My variables are Y, E, M, P, K, marriage status, pension status, family composition amongst many others; the kind of survey data available in most national living standards data.
I have survey data from 6 periods, each about 4 years apart; 40,000 observations in all. If I pool all of the data there are sufficient observations for each combination of income band and family size to just take the average Y, E, M, P and K, and compute AE, by income band, for each combination of family composition. For example, I take the average: Y of 100k, E of 80k, M P & K of 20k, and produce AE of 60k which gives me the ratio AE/Y of 60% for households in the highest decile who have 1 earner and 2 children.
My problem is that an ANOVA test of the equality of the means tells me that the 6 data-sets are significantly different. (The smallest data set has the largest variance which might inflate the true p value and allow me to accept the null but perhaps this is just a bit of statistical chicanery?) Taking the data-sets individually I have many cohorts that have only 2 or 3 observations, some have none, and thus provide unreliable and erratic results.
Either I can pool, and if someone can suggest a way that this might be feasible that would be great, or I can attempt to model. Perhaps E, M, P and K as a function of Y, marriage status (dummy), pension status (dummy), mortgage status (dummy), the number of kids, maybe the square of the number of kids and if you have kids (dummy).

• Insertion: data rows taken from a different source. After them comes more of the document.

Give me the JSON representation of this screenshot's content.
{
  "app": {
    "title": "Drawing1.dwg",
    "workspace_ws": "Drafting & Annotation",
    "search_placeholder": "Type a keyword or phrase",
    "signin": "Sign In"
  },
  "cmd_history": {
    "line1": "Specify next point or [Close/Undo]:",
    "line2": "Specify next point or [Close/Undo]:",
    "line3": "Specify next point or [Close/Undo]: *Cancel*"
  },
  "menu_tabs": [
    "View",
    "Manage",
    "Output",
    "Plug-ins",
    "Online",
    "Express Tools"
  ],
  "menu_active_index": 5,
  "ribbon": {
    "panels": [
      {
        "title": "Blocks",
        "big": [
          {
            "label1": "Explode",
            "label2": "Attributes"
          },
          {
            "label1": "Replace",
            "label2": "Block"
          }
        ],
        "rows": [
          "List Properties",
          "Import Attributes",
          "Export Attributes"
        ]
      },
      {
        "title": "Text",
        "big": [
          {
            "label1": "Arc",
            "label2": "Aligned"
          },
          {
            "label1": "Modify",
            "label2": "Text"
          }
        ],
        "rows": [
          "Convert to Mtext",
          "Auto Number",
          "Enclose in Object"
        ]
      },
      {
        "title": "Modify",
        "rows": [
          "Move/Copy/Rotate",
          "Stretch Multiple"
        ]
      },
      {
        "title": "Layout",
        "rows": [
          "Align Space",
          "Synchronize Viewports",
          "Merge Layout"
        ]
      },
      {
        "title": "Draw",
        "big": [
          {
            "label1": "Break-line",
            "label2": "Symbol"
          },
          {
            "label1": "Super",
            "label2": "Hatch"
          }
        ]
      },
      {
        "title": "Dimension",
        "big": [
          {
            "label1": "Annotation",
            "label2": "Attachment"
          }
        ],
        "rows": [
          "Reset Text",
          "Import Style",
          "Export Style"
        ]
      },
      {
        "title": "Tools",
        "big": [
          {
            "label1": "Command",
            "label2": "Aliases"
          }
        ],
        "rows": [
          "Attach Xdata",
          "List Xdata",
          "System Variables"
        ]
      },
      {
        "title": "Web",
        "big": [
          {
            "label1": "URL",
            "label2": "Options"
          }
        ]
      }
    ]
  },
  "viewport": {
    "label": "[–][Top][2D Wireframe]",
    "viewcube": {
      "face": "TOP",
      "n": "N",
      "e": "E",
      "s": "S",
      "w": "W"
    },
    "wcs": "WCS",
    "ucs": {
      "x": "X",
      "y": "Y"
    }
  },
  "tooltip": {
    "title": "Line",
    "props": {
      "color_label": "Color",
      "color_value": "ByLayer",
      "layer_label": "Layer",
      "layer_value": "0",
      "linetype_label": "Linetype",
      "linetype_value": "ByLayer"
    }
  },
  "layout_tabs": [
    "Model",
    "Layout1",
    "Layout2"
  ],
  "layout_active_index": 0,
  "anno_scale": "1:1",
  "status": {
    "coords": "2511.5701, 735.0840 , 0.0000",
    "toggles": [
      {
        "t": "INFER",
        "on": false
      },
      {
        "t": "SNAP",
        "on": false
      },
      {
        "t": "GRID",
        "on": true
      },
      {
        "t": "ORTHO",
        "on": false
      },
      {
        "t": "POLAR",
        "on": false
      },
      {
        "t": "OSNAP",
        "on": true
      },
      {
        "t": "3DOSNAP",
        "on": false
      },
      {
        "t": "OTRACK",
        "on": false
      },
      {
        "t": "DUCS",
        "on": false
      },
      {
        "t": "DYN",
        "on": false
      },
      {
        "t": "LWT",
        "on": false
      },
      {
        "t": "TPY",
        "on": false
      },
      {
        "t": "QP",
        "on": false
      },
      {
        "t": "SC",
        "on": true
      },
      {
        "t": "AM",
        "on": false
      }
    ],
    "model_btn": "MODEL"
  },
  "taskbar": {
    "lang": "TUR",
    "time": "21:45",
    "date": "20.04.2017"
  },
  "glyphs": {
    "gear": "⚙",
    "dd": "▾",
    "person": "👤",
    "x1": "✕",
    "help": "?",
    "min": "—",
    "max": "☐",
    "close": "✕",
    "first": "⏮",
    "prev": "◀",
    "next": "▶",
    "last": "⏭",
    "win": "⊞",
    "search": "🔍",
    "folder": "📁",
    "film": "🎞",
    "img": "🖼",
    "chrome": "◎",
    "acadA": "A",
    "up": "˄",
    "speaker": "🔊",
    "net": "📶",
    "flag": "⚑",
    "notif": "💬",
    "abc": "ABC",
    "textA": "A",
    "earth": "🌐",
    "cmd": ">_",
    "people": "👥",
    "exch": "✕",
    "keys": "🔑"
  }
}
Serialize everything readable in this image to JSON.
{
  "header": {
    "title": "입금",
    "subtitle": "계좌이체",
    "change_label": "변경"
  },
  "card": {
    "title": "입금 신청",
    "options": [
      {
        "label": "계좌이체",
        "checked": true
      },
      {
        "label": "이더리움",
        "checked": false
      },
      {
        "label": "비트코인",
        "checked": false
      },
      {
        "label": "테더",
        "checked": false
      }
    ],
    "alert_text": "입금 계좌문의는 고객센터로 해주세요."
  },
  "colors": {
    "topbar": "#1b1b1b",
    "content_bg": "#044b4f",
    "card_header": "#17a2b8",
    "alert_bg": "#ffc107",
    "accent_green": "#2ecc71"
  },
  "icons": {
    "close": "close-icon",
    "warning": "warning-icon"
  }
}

When I attempt such a regression there are a number of issues: 1. the small sample problem occurs here too, does it not, if I make the regression conditional on family composition, that is, only use the observations relating to a particular cohort for the regression pertaining to that cohort? 2. this doesn't account for non-linearity in the X variables. For example, P, M and K probably increase with Y but at a decreasing rate. 3. There is an obvious systematic relationship between the independents.
So my two questions are 1. Can I pool the data even though ANOVA tests tell me I can't? 2. Can someone suggest a model or technique (shrinkage estimators, non-linear regression?) that will allow me to reliably estimate these components?
Thanks.
- Income Band 1 2 3 4 5 6 7
- Single earner 58 27 18 10 2 1 1
- Single earner, Cpl 50 34 14 12 7 3 4
- Single earner 26 21 12 10 11 2 3
- Single earner, Cpl 26 33 16 10 12 11 6
- Single earner, Cpl + 1 21 19 22 12 13 1 10
- Single earner, Cpl + 2 58 27 18 10 2 1 1
- Single earner, Cpl + 3 11 15 18 6 6 1 6
- Two earners, Cpl 25 15 23 15 13 4 15
- Two earners, Cpl+ 1 23 17 24 18 9 6 9
- Two earners, Cpl+ 2 11 17 18 13 10 4 16
- Two earners, Cpl+ 3 58 27 18 10 2 1 1
- Single parent +1 25 12 2 1 0 0 0
- Single parent + 2 6 6 1 1 0 0 0
- Single parent + 3 4 3 1 0 0 0 0